Post by dcapeletti »

Hi, let me open a discussion on 3D modeling technologies.
Parametric modeling has long been the forerunner of several programs used in the industry. But I have been looking at some sites and researching about other modeling techniques or technologies and it seems to me that parametric modeling as we know it, seems to be obsolete in the future because history-based design seems to be too strict for certain designs, because it is delicate to modify functions in the middle of history because you can break the model if you don't understand well its algorithms or its history.

Talking about freecad, specially the part desing workbench is focused on parametric design, but I think you can create another direct modeling bench from the part desing bench because it works with primitives, that is, this bench designers can press and pull their model to change it. One advantage of this capability is the ease with which designs can be modified, allowing for rapid iteration and prototyping. The ability to change a model without worrying about breaking it can mean a lot.

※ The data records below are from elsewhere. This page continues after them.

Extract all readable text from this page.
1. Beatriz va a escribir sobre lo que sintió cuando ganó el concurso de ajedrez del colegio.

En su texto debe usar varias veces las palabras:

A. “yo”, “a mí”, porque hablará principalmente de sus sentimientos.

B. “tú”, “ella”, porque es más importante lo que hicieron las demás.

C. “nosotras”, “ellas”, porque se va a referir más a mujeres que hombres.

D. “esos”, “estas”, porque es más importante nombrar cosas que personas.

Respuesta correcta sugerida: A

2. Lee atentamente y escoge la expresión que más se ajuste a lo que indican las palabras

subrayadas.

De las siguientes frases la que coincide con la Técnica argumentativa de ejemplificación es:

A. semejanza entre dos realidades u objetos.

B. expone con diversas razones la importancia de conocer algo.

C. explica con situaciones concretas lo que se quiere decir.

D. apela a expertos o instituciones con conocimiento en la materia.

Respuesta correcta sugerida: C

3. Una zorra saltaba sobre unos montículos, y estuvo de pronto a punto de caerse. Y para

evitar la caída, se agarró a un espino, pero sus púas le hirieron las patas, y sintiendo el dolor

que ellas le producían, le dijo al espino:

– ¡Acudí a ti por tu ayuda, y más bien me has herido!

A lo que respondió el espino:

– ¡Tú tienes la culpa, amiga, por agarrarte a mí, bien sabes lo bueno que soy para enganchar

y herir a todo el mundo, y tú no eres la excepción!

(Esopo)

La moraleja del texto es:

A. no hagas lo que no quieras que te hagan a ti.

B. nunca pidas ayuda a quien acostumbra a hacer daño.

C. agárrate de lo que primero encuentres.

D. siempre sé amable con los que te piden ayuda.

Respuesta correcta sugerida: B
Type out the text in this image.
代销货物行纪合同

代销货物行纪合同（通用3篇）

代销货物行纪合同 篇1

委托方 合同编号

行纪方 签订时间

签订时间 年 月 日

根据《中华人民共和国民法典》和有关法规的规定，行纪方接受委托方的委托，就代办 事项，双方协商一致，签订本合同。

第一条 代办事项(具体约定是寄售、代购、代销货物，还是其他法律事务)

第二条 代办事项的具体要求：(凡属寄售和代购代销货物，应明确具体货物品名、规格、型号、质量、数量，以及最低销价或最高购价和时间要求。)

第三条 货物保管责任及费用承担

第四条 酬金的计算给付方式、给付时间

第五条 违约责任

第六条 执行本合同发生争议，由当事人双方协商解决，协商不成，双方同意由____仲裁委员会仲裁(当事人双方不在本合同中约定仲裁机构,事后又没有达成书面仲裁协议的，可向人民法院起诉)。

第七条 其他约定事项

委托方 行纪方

Even better could be the hybrid design combination of parametric and direct modeling. It could be a combination of part, part design, draft and other tools.

Here I leave you with a series of interesting articles to read.

https://www.engineering.com/DesignSoftw ... eling.aspx
https://www.smlease.com/entries/cad/typ ... -modeling/
https://www.youtube.com/watch?v=LpkkXuesUGs

I hope your comments and why not, the motivation for programmers and designers to go for the creation of hybrid combination workbenches.

Greetings ;)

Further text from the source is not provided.